Ironie du sort : Olivier Dussopt défend le budget qu’il avait rejeté à l’Assemblée

Lundi 27 novembre, le nouveau secrétaire d’État chargé de la fonction publique et ex-député membre du groupe socialiste à l’Assemblée, Olivier Dussopt, s’est retrouvé contraint à un exercice de haute voltige.

Le départ de Christophe Castaner de son poste de porte-parole du gouvernement pour la présidence de La République en marche a laissé un vide qu’il a fallu combler. Un petit remaniement s’imposait donc.

Vendredi 24 novembre, deux personnalités ont fait leur entrée au gouvernement : Delphine Gény-Stephann issue de la société civile et Olivier Dussopt dont l’arrivée a été un petit peu plus remarquée.

Âgé de 39 ans le député de la deuxième circonscription de l’Ardèche, proche de Manuel Valls était hier encore, membre du parti socialiste.

Nommé au poste de secrétaire d’État à la fonction publique, il se retrouve de fait sous la tutelle de Gérald Darmanin lui-même ministre de l’Action et des Comptes publics. Ironie du sort, quand on se souvient qu’il y a quelques jours encore, ce dernier l’interpellait dans l’hémicycle.

"Monsieur le député Dussopt, dans le film Le Président, Jean Gabin dit une phrase, et je m’excuse de la citer ainsi, 'dire n’importe quoi est l’apanage de l’opposition."

Spécialiste des collectivités locales

Car il y a moins d’une semaine, Olivier Dussopt votait avec les autres membres de son groupe contre le projet de loi de finances 2018 présenté par Gérald Darmanin, comme le rappelle LCI.

Comble de l’ironie, c’est finalement le même Olivier Dussopt qui a été envoyé dans la Chambre haute défendre un budget contre lequel il avait voté dans la Chambre basse, comme l’a relevé Public Sénat.

"Je sais d’expérience, par l’expérience que j’ai eu à l’Assemblée nationale que les compromis sont souvent possibles", a-t-il déclaré en guise d’entrée en matière.

Pour beaucoup d’observateurs, Olivier Dussopt joue le rôle de "caution de gauche" d’un gouvernement composé de beaucoup de personnalités de droite.

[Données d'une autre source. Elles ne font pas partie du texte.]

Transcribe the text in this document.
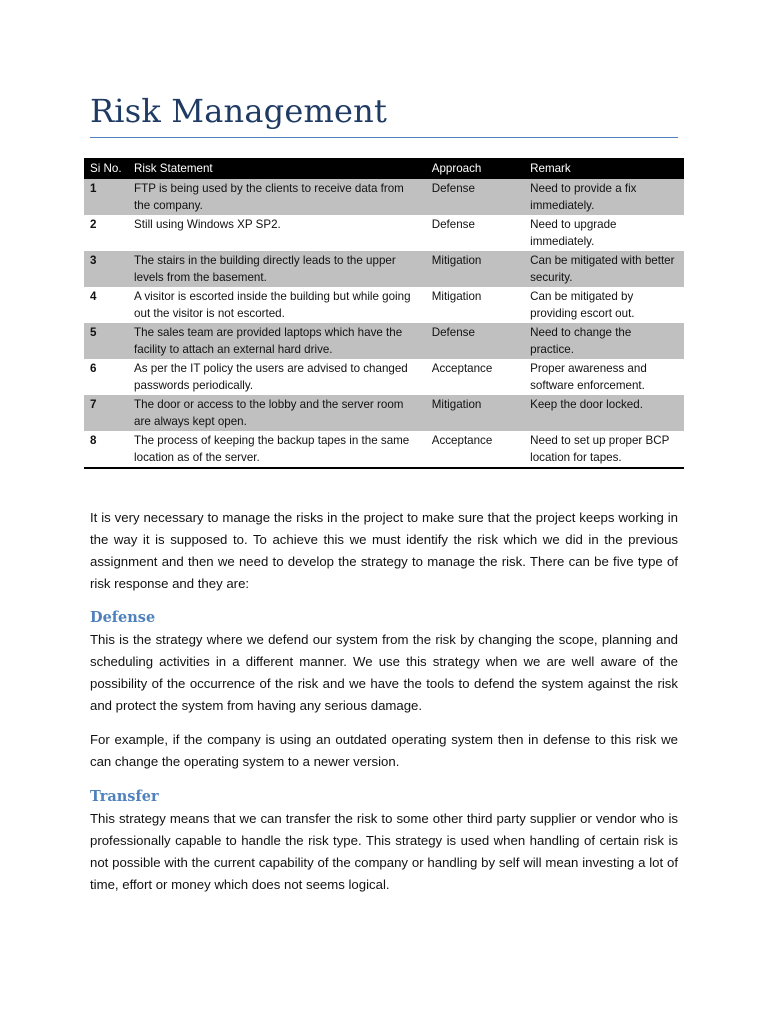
Risk Management
Si No.	Risk Statement	Approach	Remark
1	FTP is being used by the clients to receive data from the company.	Defense	Need to provide a fix immediately.
2	Still using Windows XP SP2.	Defense	Need to upgrade immediately.
3	The stairs in the building directly leads to the upper levels from the basement.	Mitigation	Can be mitigated with better security.
4	A visitor is escorted inside the building but while going out the visitor is not escorted.	Mitigation	Can be mitigated by providing escort out.
5	The sales team are provided laptops which have the facility to attach an external hard drive.	Defense	Need to change the practice.
6	As per the IT policy the users are advised to changed passwords periodically.	Acceptance	Proper awareness and software enforcement.
7	The door or access to the lobby and the server room are always kept open.	Mitigation	Keep the door locked.
8	The process of keeping the backup tapes in the same location as of the server.	Acceptance	Need to set up proper BCP location for tapes.

It is very necessary to manage the risks in the project to make sure that the project keeps working in the way it is supposed to. To achieve this we must identify the risk which we did in the previous assignment and then we need to develop the strategy to manage the risk. There can be five type of risk response and they are:

Defense

This is the strategy where we defend our system from the risk by changing the scope, planning and scheduling activities in a different manner. We use this strategy when we are well aware of the possibility of the occurrence of the risk and we have the tools to defend the system against the risk and protect the system from having any serious damage.

For example, if the company is using an outdated operating system then in defense to this risk we can change the operating system to a newer version.

Transfer

This strategy means that we can transfer the risk to some other third party supplier or vendor who is professionally capable to handle the risk type. This strategy is used when handling of certain risk is not possible with the current capability of the company or handling by self will mean investing a lot of time, effort or money which does not seems logical.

Pour d’autres c’est son expérience d’élu local qui lui a valu de décrocher ce poste.

Considéré comme un spécialiste des collectivités locales il aura pour mission d’apaiser les relations entre l’exécutif et les collectivités locales particulièrement touchées par les restrictions budgétaires imposées par Bercy.